About 40 per cent of COVID-19 deaths are attributed to heart failure.
Researchers at The University of Sydney used a new three-dimensional intracardiac ultrasound device to guide an assistive pump into the main heart chamber of a sheep.
The type of pump is already being used in Australia, but working out how one could be inserted with minimal physical intervention could mean higher survival rates for patients restricted to intensive care.
The trial’s lead author, Professor Paul Bannon, who is Professor and Chair of Cardiothoracic Surgery in the Faculty of Medicine and Health, said the successful sheep experiment should now lead to human trials.

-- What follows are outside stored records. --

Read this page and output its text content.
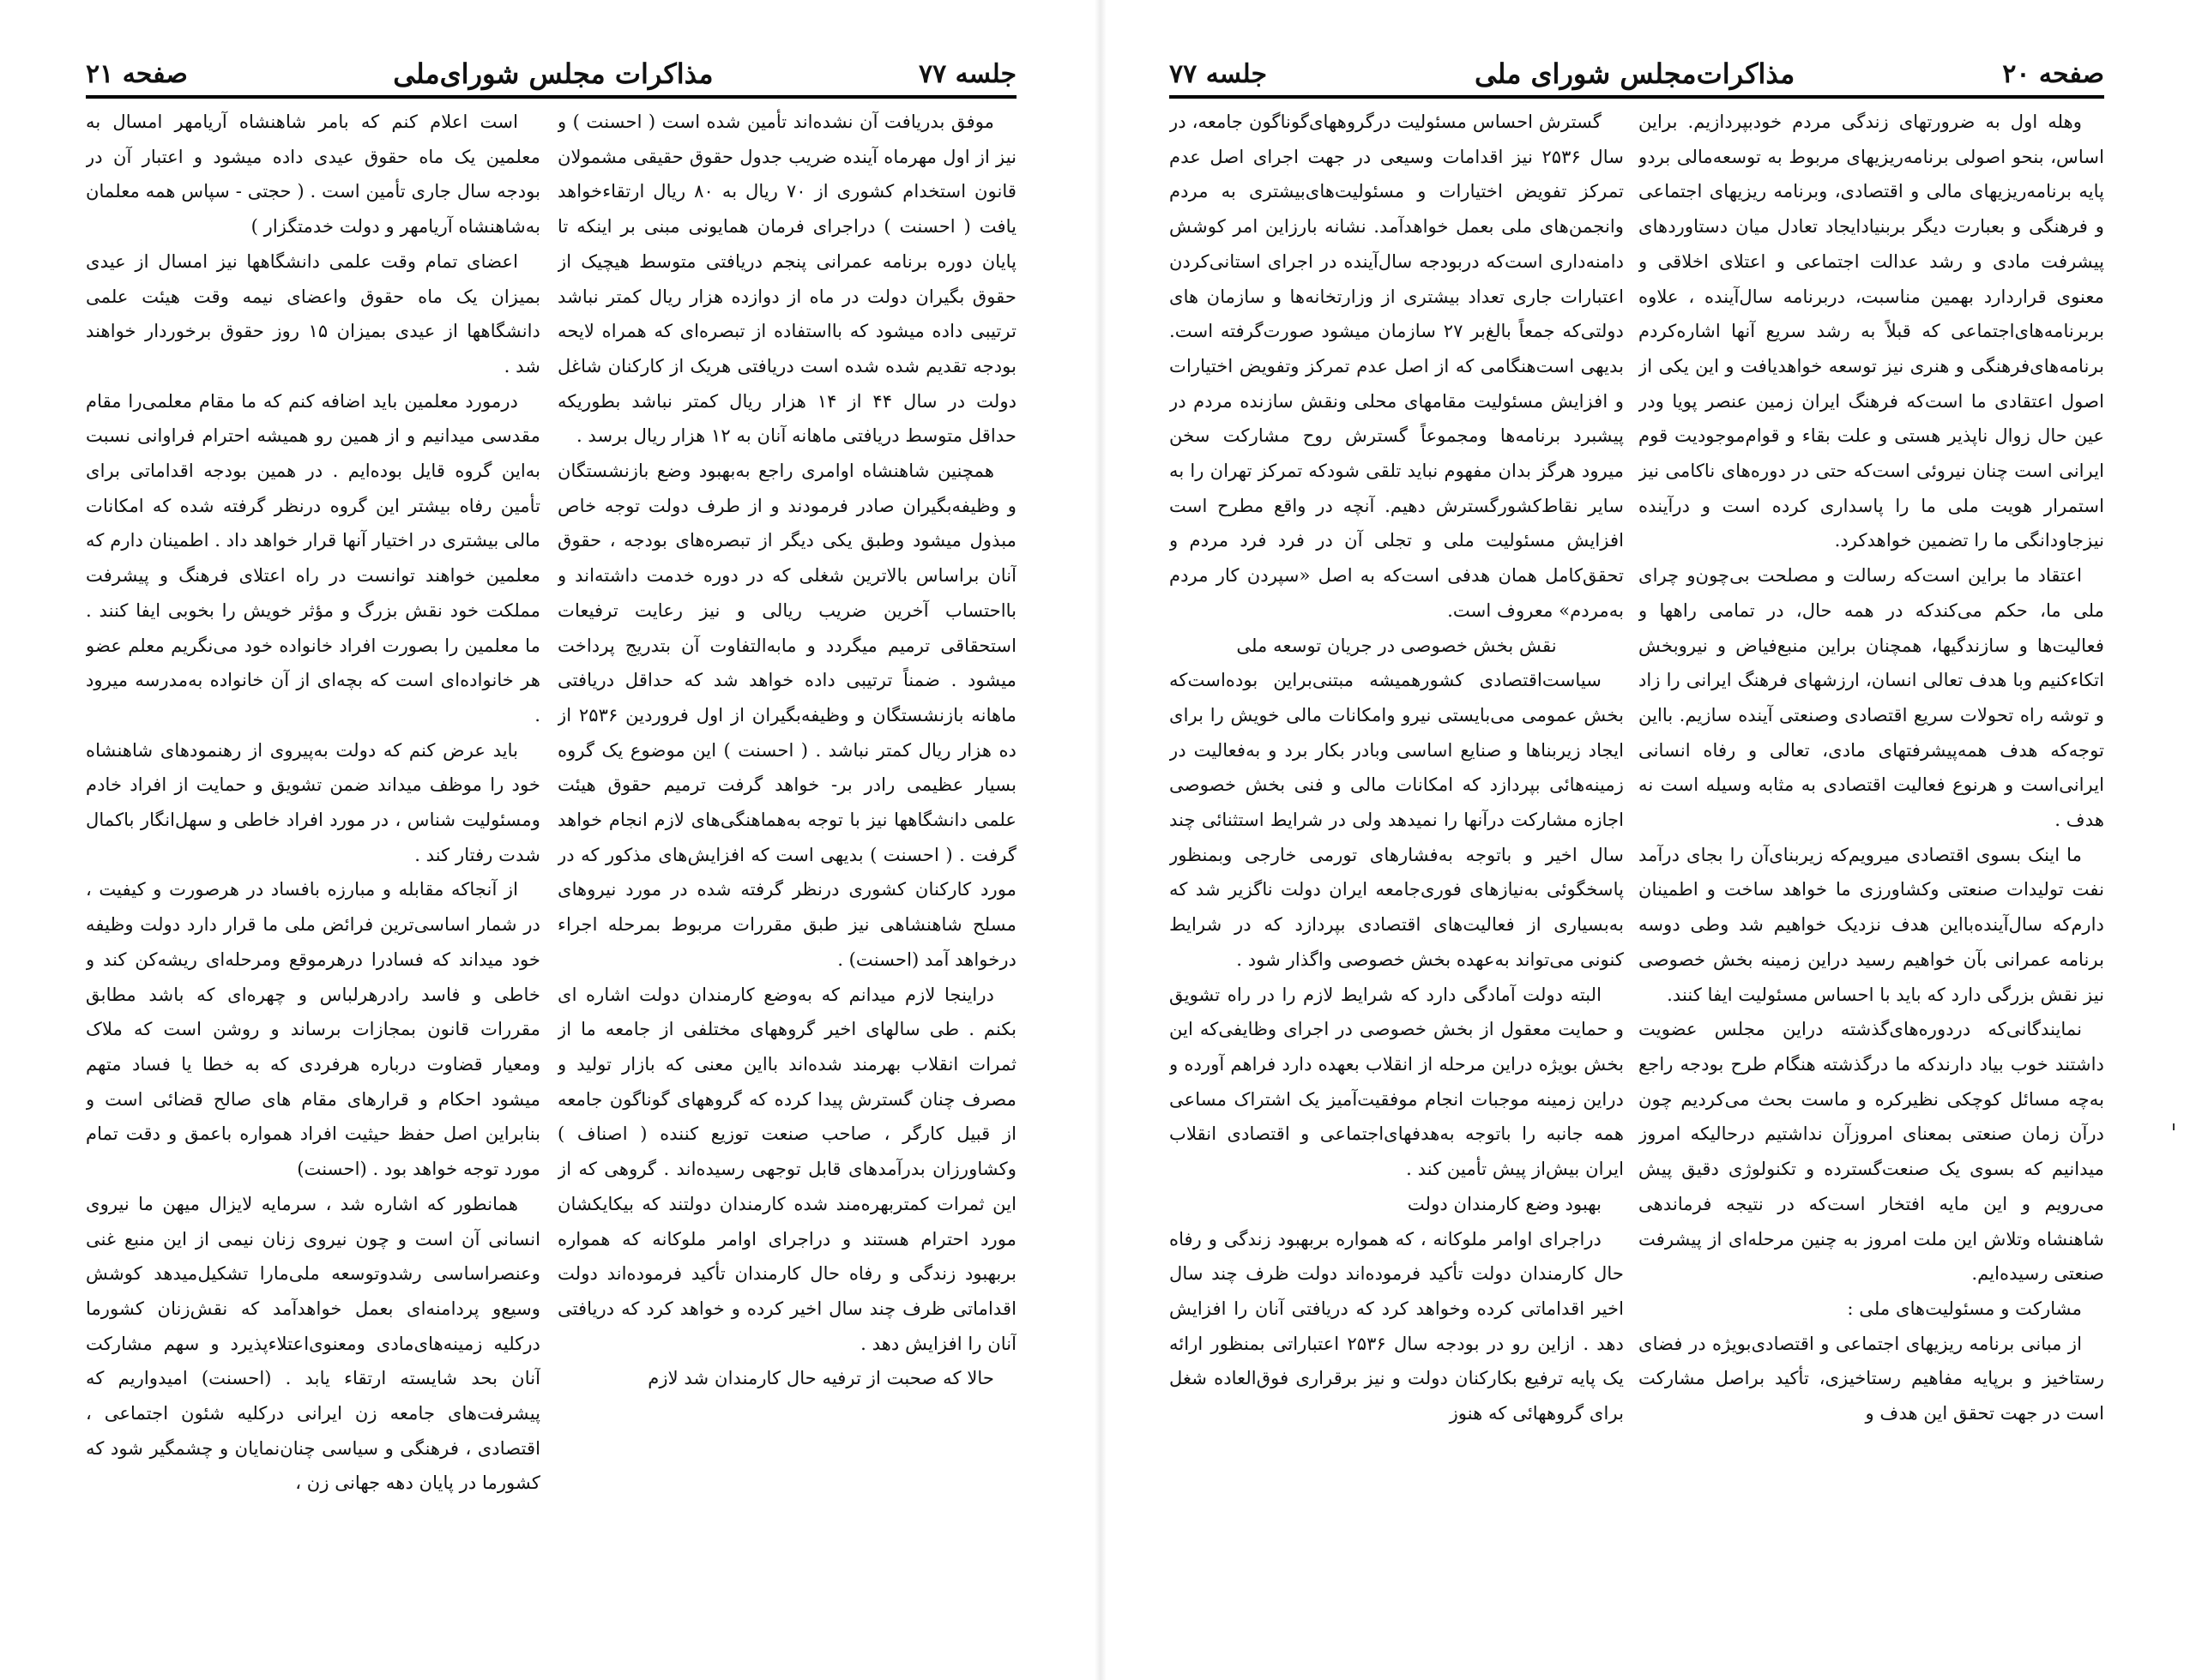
جلسه ۷۷
مذاکرات مجلس شورای‌ملی
صفحه ۲۱

موفق بدریافت آن نشده‌اند تأمین شده است ( احسنت ) و نیز از اول مهرماه آینده ضریب جدول حقوق حقیقی مشمولان قانون استخدام کشوری از ۷۰ ریال به ۸۰ ریال ارتقاءخواهد یافت ( احسنت ) درا‌جرای فرمان همایونی مبنی بر اینکه تا پایان دوره برنامه عمرانی پنجم دریافتی متوسط هیچیک از حقوق بگیران دولت در ماه از دوازده هزار ریال کمتر نباشد ترتیبی داده میشود که بااستفاده از تبصره‌ای که همراه لایحه بودجه تقدیم شده شده است دریافتی هریک از کارکنان شاغل دولت در سال ۴۴ از ۱۴ هزار ریال کمتر نباشد بطوریکه حداقل متوسط دریافتی ماهانه آنان به ۱۲ هزار ریال برسد .

همچنین شاهنشاه اوامری راجع به‌بهبود وضع بازنشستگان و وظیفه‌بگیران صادر فرمودند و از طرف دولت توجه خاص مبذول میشود وطبق یکی دیگر از تبصره‌های بودجه ، حقوق آنان براساس بالاترین شغلی که در دوره خدمت داشته‌اند و بااحتساب آخرین ضریب ریالی و نیز رعایت ترفیعات استحقاقی ترمیم میگردد و مابه‌التفاوت آن بتدریج پرداخت میشود . ضمناً ترتیبی داده خواهد شد که حداقل دریافتی ماهانه بازنشستگان و وظیفه‌بگیران از اول فروردین ۲۵۳۶ از ده هزار ریال کمتر نباشد . ( احسنت ) این موضوع یک گروه بسیار عظیمی رادر بر- خواهد گرفت ترمیم حقوق هیئت علمی دانشگاهها نیز با توجه به‌هماهنگی‌های لازم انجام خواهد گرفت . ( احسنت ) بدیهی است که افزایش‌های مذکور که در مورد کارکنان کشوری درنظر گرفته شده در مورد نیروهای مسلح شاهنشاهی نیز طبق مقررات مربوط بمرحله اجراء درخواهد آمد (احسنت) .

درا‌ینجا لازم میدانم که به‌وضع کارمندان دولت اشاره ای بکنم . طی سالهای اخیر گروههای مختلفی از جامعه ما از ثمرات انقلاب بهرمند شده‌اند بااین معنی که بازار تولید و مصرف چنان گسترش پیدا کرده که گروههای گوناگون جامعه از قبیل کارگر ، صاحب صنعت توزیع کننده ( اصناف ) وکشاورزان بدرآمدهای قابل توجهی رسیده‌اند . گروهی که از این ثمرات کمتربهره‌مند شده کارمندان دولتند که بیکایکشان مورد احترام هستند و دراجرای اوامر ملوکانه که همواره بربهبود زندگی و رفاه حال کارمندان تأکید فرموده‌اند دولت اقداماتی ظرف چند سال اخیر کرده و خواهد کرد که دریافتی آنان را افزایش دهد .

حالا که صحبت از ترفیه حال کارمندان شد لازم

است اعلام کنم که بامر شاهنشاه آریامهر امسال به معلمین یک ماه حقوق عیدی داده میشود و اعتبار آن در بودجه سال جاری تأمین است . ( حجتی - سپاس همه معلمان به‌شاهنشاه آریامهر و دولت خدمتگزار )

اعضای تمام وقت علمی دانشگاهها نیز امسال از عیدی بمیزان یک ماه حقوق واعضای نیمه وقت هیئت علمی دانشگاهها از عیدی بمیزان ۱۵ روز حقوق برخوردار خواهند شد .

درمورد معلمین باید اضافه کنم که ما مقام معلمی‌را مقام مقدسی میدانیم و از همین رو همیشه احترام فراوانی نسبت به‌این گروه قایل بوده‌ایم . در همین بودجه اقداماتی برای تأمین رفاه بیشتر این گروه درنظر گرفته شده که امکانات مالی بیشتری در اختیار آنها قرار خواهد داد . اطمینان دارم که معلمین خواهند توانست در راه اعتلای فرهنگ و پیشرفت مملکت خود نقش بزرگ و مؤثر خویش را بخوبی ایفا کنند . ما معلمین را بصورت افراد خانواده خود می‌نگریم معلم عضو هر خانواده‌ای است که بچه‌ای از آن خانواده به‌مدرسه میرود .

باید عرض کنم که دولت به‌پیروی از رهنمودهای شاهنشاه خود را موظف میداند ضمن تشویق و حمایت از افراد خادم ومسئولیت شناس ، در مورد افراد خاطی و سهل‌انگار باکمال شدت رفتار کند .

از آنجاکه مقابله و مبارزه بافساد در هرصورت و کیفیت ، در شمار اساسی‌ترین فرائض ملی ما قرار دارد دولت وظیفه خود میداند که فسادرا درهرموقع ومرحله‌ای ریشه‌کن کند و خاطی و فاسد رادرهرلباس و چهره‌ای که باشد مطابق مقررات قانون بمجازات برساند و روشن است که ملاک ومعیار قضاوت درباره هرفردی که به خطا یا فساد متهم میشود احکام و قرارهای مقام های صالح قضائی است و بنابراین اصل حفظ حیثیت افراد همواره باعمق و دقت تمام مورد توجه خواهد بود . (احسنت)

همانطور که اشاره شد ، سرمایه لایزال میهن ما نیروی انسانی آن است و چون نیروی زنان نیمی از این منبع غنی وعنصراساسی رشدوتوسعه ملی‌مارا تشکیل‌میدهد کوشش وسیع‌و پردامنه‌ای بعمل خواهدآمد که نقش‌زنان کشورما درکلیه زمینه‌های‌مادی ومعنوی‌اعتلاء‌پذیرد و سهم مشارکت آنان بحد شایسته ارتقاء یابد . (احسنت) امیدواریم که پیشرفت‌های جامعه زن ایرانی درکلیه شئون اجتماعی ، اقتصادی ، فرهنگی و سیاسی چنان‌نمایان و چشمگیر شود که کشورما در پایان دهه جهانی زن ،

صفحه ۲۰
مذاکرات‌مجلس شورای ملی
جلسه ۷۷

وهله اول به ضرورتهای زندگی مردم خودبپردازیم. براین اساس، بنحو اصولی برنامه‌ریزیهای مربوط به توسعه‌مالی بردو پایه برنامه‌ریزیهای مالی و اقتصادی، وبرنامه ریزیهای اجتماعی و فرهنگی و بعبارت دیگر بربنیاد‌ایجاد تعادل میان دستاوردهای پیشرفت مادی و رشد عدالت اجتماعی و اعتلای اخلاقی و معنوی قراردارد بهمین مناسبت، دربرنامه سال‌آینده ، علاوه بربرنامه‌های‌اجتماعی که قبلاً به رشد سریع آنها اشاره‌کردم برنامه‌های‌فرهنگی و هنری نیز توسعه خواهدیافت و این یکی از اصول اعتقادی ما است‌که فرهنگ ایران زمین عنصر پویا ودر عین حال زوال ناپذیر هستی و علت بقاء و قوام‌موجودیت قوم ایرانی است چنان نیروئی است‌که حتی در دوره‌های ناکامی نیز استمرار هویت ملی ما را پاسداری کرده است و درآینده نیزجاودانگی ما را تضمین خواهد‌کرد.

اعتقاد ما براین است‌که رسالت و مصلحت بی‌چون‌و چرای ملی ما، حکم می‌کندکه در همه حال، در تمامی راهها و فعالیت‌ها و سازندگیها، همچنان براین منبع‌فیاض و نیروبخش اتکاء‌کنیم وبا هدف تعالی انسان، ارزشهای فرهنگ ایرانی را زاد و توشه راه تحولات سریع اقتصادی وصنعتی آینده سازیم. بااین توجه‌که هدف همه‌پیشرفتهای مادی، تعالی و رفاه انسانی ایرانی‌است و هرنوع فعالیت اقتصادی به مثابه وسیله است نه هدف .

ما اینک بسوی اقتصادی میرویم‌که زیربنای‌آن را بجای درآمد نفت تولیدات صنعتی وکشاورزی ما خواهد ساخت و اطمینان دارم‌که سال‌آینده‌بااین هدف نزدیک خواهیم شد وطی دوسه برنامه عمرانی بآن خواهیم رسید دراین زمینه بخش خصوصی نیز نقش بزرگی دارد که باید با احساس مسئولیت ایفا کنند.

نمایندگانی‌که دردوره‌های‌گذشته دراین مجلس عضویت داشتند خوب بیاد دارند‌که ما درگذشته هنگام طرح بودجه راجع به‌چه مسائل کوچکی نظیر‌کره و ماست بحث می‌کردیم چون درآن زمان صنعتی بمعنای امروزآن نداشتیم درحالیکه امروز میدانیم که بسوی یک صنعت‌گسترده و تکنولوژی دقیق پیش می‌رویم و این مایه افتخار است‌که در نتیجه فرماندهی شاهنشاه وتلاش این ملت امروز به چنین مرحله‌ای از پیشرفت صنعتی رسیده‌ایم.

مشارکت و مسئولیت‌های ملی :

از مبانی برنامه ریزیهای اجتماعی و اقتصادی‌بویژه در فضای رستاخیز و برپایه مفاهیم رستاخیزی، تأکید براصل مشارکت است در جهت تحقق این هدف و

گسترش احساس مسئولیت درگروههای‌گوناگون جامعه، در سال ۲۵۳۶ نیز اقدامات وسیعی در جهت اجرای اصل عدم تمرکز تفویض اختیارات و مسئولیت‌های‌بیشتری به مردم وانجمن‌های ملی بعمل خواهدآمد. نشانه بارزاین امر کوشش دامنه‌داری است‌که دربودجه سال‌آینده در اجرای استانی‌کردن اعتبارات جاری تعداد بیشتری از وزارتخانه‌ها و سازمان های دولتی‌که جمعاً بالغ‌بر ۲۷ سازمان میشود صورت‌گرفته است. بدیهی است‌هنگامی که از اصل عدم تمرکز وتفویض اختیارات و افزایش مسئولیت مقامهای محلی ونقش سازنده مردم در پیشبرد برنامه‌ها ومجموعاً گسترش روح مشارکت سخن میرود هرگز بدان مفهوم نباید تلقی شودکه تمرکز تهران را به سایر نقاط‌کشورگسترش دهیم. آنچه در واقع مطرح است افزایش مسئولیت ملی و تجلی آن در فرد فرد مردم و تحقق‌کامل همان هدفی است‌که به اصل «سپردن کار مردم به‌مردم» معروف است.

نقش بخش خصوصی در جریان توسعه ملی

سیاست‌اقتصادی کشورهمیشه مبتنی‌براین بوده‌است‌که بخش عمومی می‌بایستی نیرو وامکانات مالی خویش را برای ایجاد زیربناها و صنایع اساسی وبادر بکار برد و به‌فعالیت در زمینه‌هائی بپردازد که امکانات مالی و فنی بخش خصوصی اجازه مشارکت درآنها را نمیدهد ولی در شرایط استثنائی چند سال اخیر و باتوجه به‌فشارهای تورمی خارجی وبمنظور پاسخگوئی به‌نیازهای فوری‌جامعه ایران دولت ناگزیر شد که به‌بسیاری از فعالیت‌های اقتصادی بپردازد که در شرایط کنونی می‌تواند به‌عهده بخش خصوصی واگذار شود .

البته دولت آمادگی دارد که شرایط لازم را در راه تشویق و حمایت معقول از بخش خصوصی در اجرای وظایفی‌که این بخش بویژه دراین مرحله از انقلاب بعهده دارد فراهم آورده و دراین زمینه موجبات انجام موفقیت‌آمیز یک اشتراک مساعی همه جانبه را باتوجه به‌هدفهای‌اجتماعی و اقتصادی انقلاب ایران بیش‌از پیش تأمین کند .

بهبود وضع کارمندان دولت

دراجرای اوامر ملوکانه ، که همواره بربهبود زندگی و رفاه حال کارمندان دولت تأکید فرموده‌اند دولت ظرف چند سال اخیر اقداماتی کرده وخواهد کرد که دریافتی آنان را افزایش دهد . ازاین رو در بودجه سال ۲۵۳۶ اعتباراتی بمنظور ارائه یک پایه ترفیع بکارکنان دولت و نیز برقراری فوق‌العاده شغل برای گروههائی که هنوز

“This study provides a strong basis for researchers to progress to human studies implanting the mechanical pump inside the left ventricle of the heart using three-dimensional intracardiac ultrasonography as a guide, and without ever having to transport the patient,” Professor Bannon said.
“As well as all critically ill and unstable patients, this has potential to benefit the sickest COVID-19 patients who may not be able to be moved to the catheterisation laboratory or operating theatre for the traditional procedure due to isolation requirements.”